Speaker
Description
With the latest missions launched by ESA or NASA, such as Sentinel or Landsat, equipped with the latest technologies in multispectral sensors, we face an unprecedented amount of satellite data never reached before. Exploring the potential of this data with state-of-the-art Artificial Intelligence techniques such as “Deep Learning" could potentially change the way we understand the Earth system and how to protect its resources.
The eXtreme-DataCloud project (XDC), under the umbrella of the H2020 programme, aims at developing a scalable environment for data management and computing, addressing the problems of the growing data volume and focused in providing a complete framework for research communities through the European Open Science Cloud. The target of this project is to integrate different services and tools based on Cloud Computing to manage Big Data sources, and Use Cases from diverse disciplines are represented. One of the goals of the project is to deal with extremely large datasets, including diverse data and metadata types, formats and standards that enable the automatic integration of Big Data.
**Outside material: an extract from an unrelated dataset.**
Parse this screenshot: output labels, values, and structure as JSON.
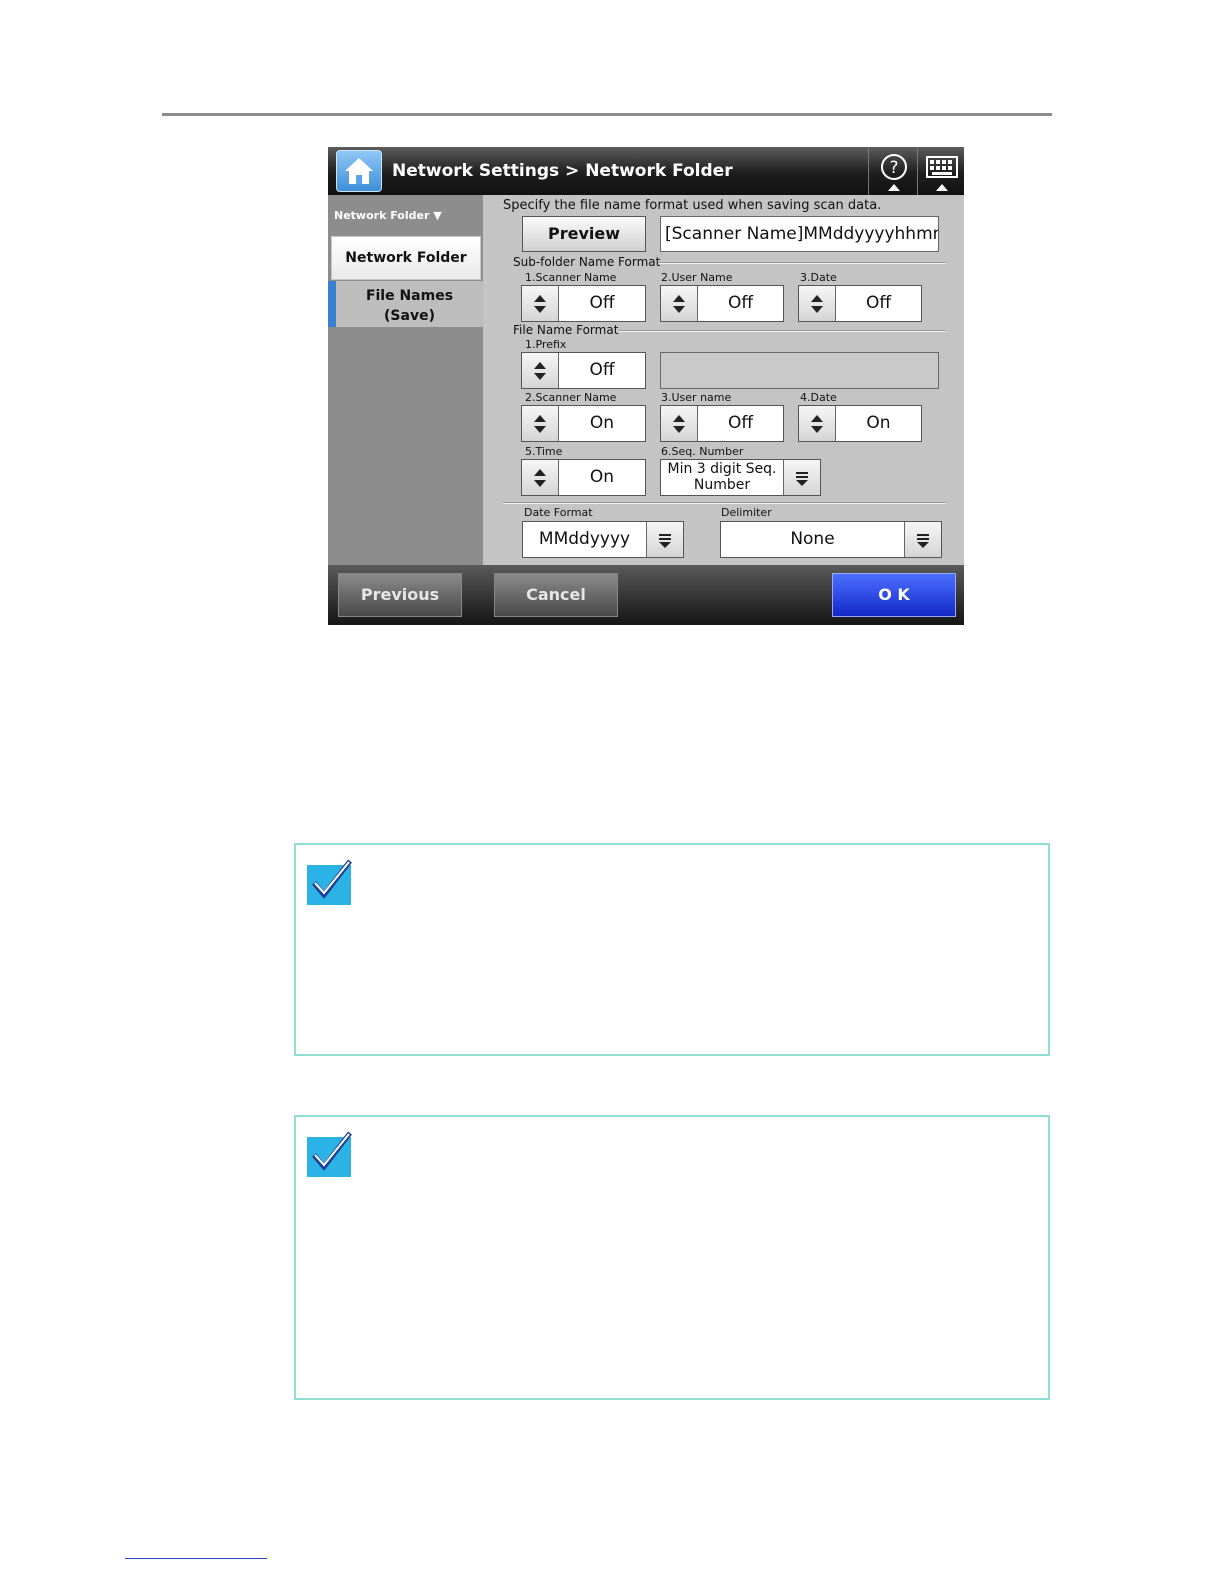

In order to interoperate those big data sources, the XDC LifeWatch ERIC Use Case proposes a Virtual Research Environment (VRE) deployed on the Cloud that allow the users to preprocess the satellite data to obtain valuable information about the water quality of lakes and reservoirs without the need of using local resources as well as hiding the complexity behind. The architecture of this virtual environment consists of different Docker containers that run automatically with a common distributed storage system (Onedata) capable of storing the data with associated metadata that facilitate the discovery. The workflow of the VRE to preprocess the satellite data is manage by the INDIGO PaaS Orchestrator.
This presentation will describe the architectural design of the VRE and the different components (Jupyter interface, docker deployment for data preprocesing, modelling, etc.) as well as details on how this cloud-based approach can be adopted to many other cases.